State by State

Apparently there is an entire country between Boston and San Francisco.

weather

by Damian

You are using the wrong weather service Natalia’s Canadian cousin tells us. Apparently Americans have no idea how to predict weather in British Columbia and weather.com, accuweather.com and my personal favorite wund.com need not apply when it comes to forecasting atmospheric events north of 49th parallel. There must be something to it: while all American sites are full of rainy icons, we manage to squeeze a sizable bike ride along the Vancouver seawall.

From our point of view Vancouver inhabitants are in the state of perennial denial when it comes to weather. 30 miles (sorry, kilometers) north of the city we find what they call the Sunshine Coast proudly proclaiming more sunny days than Hawaii in its promotional materials. Hiking in the incessant rain we wonder if it is self-delusion, marketing or just ignorance. May be sunshine means something different here, like - you don’t actually see the sun, but the sky gets kind of bright in the area where our closest star is supposed to be?

The proper name for this stretch of land would be melancholy coast or - less marketable - depression coast. My tragically Slavic soul is on a verge of hurling itself down the picturesque cliffs into the green water of fjords. The dense soup of the ocean, green mountains barely visible in fog, clouds so low you can almost touch them. The only way to survive this unscathed is to slurp on oysters and local brews in one of the many bars along the coast.
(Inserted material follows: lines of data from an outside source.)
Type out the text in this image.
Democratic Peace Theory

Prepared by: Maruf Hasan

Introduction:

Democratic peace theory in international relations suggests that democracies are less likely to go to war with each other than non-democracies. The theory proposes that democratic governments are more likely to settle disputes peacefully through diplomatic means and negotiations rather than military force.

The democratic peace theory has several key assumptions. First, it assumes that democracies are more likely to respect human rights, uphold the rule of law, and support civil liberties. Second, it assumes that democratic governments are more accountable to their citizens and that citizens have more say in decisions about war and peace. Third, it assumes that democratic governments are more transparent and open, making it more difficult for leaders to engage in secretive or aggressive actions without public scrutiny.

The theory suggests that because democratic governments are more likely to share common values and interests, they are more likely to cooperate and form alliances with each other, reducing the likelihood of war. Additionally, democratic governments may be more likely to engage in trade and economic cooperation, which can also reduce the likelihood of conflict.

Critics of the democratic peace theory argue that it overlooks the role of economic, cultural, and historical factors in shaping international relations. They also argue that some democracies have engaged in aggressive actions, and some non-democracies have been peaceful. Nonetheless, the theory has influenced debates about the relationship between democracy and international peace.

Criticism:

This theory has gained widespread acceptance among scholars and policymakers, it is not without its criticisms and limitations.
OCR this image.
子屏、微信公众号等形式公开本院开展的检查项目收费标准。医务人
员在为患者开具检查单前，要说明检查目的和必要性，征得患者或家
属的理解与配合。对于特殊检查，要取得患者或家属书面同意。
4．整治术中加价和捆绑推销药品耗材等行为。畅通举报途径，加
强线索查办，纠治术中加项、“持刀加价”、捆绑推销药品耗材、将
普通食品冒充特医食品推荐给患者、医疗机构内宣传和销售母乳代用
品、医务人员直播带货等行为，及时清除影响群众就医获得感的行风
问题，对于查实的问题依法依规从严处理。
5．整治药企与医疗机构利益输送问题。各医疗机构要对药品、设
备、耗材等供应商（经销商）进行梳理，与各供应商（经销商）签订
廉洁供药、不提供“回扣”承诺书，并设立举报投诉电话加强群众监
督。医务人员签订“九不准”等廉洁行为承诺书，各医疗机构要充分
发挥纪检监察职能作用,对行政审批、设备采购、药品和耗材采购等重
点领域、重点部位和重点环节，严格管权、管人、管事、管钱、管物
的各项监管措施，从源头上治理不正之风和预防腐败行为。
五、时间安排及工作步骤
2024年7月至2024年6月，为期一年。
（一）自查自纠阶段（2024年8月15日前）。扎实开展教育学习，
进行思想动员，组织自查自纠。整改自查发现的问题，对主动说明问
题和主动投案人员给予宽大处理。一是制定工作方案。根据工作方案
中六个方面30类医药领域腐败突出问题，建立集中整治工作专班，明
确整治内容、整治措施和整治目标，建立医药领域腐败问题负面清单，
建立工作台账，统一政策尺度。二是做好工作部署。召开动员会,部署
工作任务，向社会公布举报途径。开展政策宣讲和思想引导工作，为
We try to escape to Vancouver Island which is where the provincial capital - Victoria - is located but the weather situation does not improve much. Everybody keeps telling us that it’s exceptionally cold and rainy summer and by now we know this conversation by heart. Differently from the mainland, excuses here are pronounced with an accent that I charitably call this is how we imagine the British folks speak. Looks like the population here when not explaining the rain to the moldy tourist is glued to the BBC perfecting their vowels. All that gloom and funny talking make me think that I am in a Mike Leigh movie and I half expect Brenda Blethyn or Imelda Staunton to pop from around the corner and start talking about the social inequalities in that alluring accent of theirs. For now though I am reduced to overhearing the bits of conversations and it makes me wonder why on earth British speakers sound so intelligent even when they are just debating the issue of mayo vs. ketchup on their fries (sorry, chips).

One day we climb 3000 feet (sorry, 1000 meters) to the recommended lookout. It’s a great hike but when, predictably wet, we arrive at the top we cannot see much. Another British Columbia myth is that it doesn’t rain in the forest. What I think they mean by that is it doesn’t NOT rain in the forest. When mosses are as big as ferns, ferns as big as trees, and trees are so big that they elude any useful comparison you begin to suspect that the constant drizzle is just a fact of life and not some passing phenomenon.There are many redeeming qualities around here. Skiing, sailing, kayaking and diving opportunities abound. Although we prefer our diving adventures without risk of hypothermia when taking the plunge.

I wonder if this continuous downpour is the same water that is supposed to fall in draught distressed American South. If that’s the case Rick Perry’s deity is showing its ironic side using water to punish pleasantly liberal Canadians instead of rewarding pious Texans.

deja vu

One of the precious few ways to offend your Canadian friends is to suggest that their country is a paler and colder version of its southern neighbor. And there are indeed many ways in which Canadians are different. Food seems to be more edible here and cities actually resemble places to live in and not abandoned movie sets. But in some cases Canadians are just dead set on repeating American mistakes. The ever present foreclosure signs and empty subdivisions disappear when you cross the border. Instead props that we begin to forget show up: real estate agents are shamelessly peddling their trade on every inch of promotional space, houses are getting bought, demolished and reconstructed apparently overtime, your bartender is giving you free buy vs. rent advice with a pint of local brew.

potatoes

As far as licence plate slogans go most states don't strive for modesty. Oregon is Pacific Wonderland, New Mexico - Land of Enchantment, Massachusetts claims - inexplicably to the rest of the country - The Spirit of America. Put on this background Idaho's Famous Potatoes seems very down to earth. It sounds like a no nonsense state. So we do not expect much. Apart from potatoes in every shape, form and color.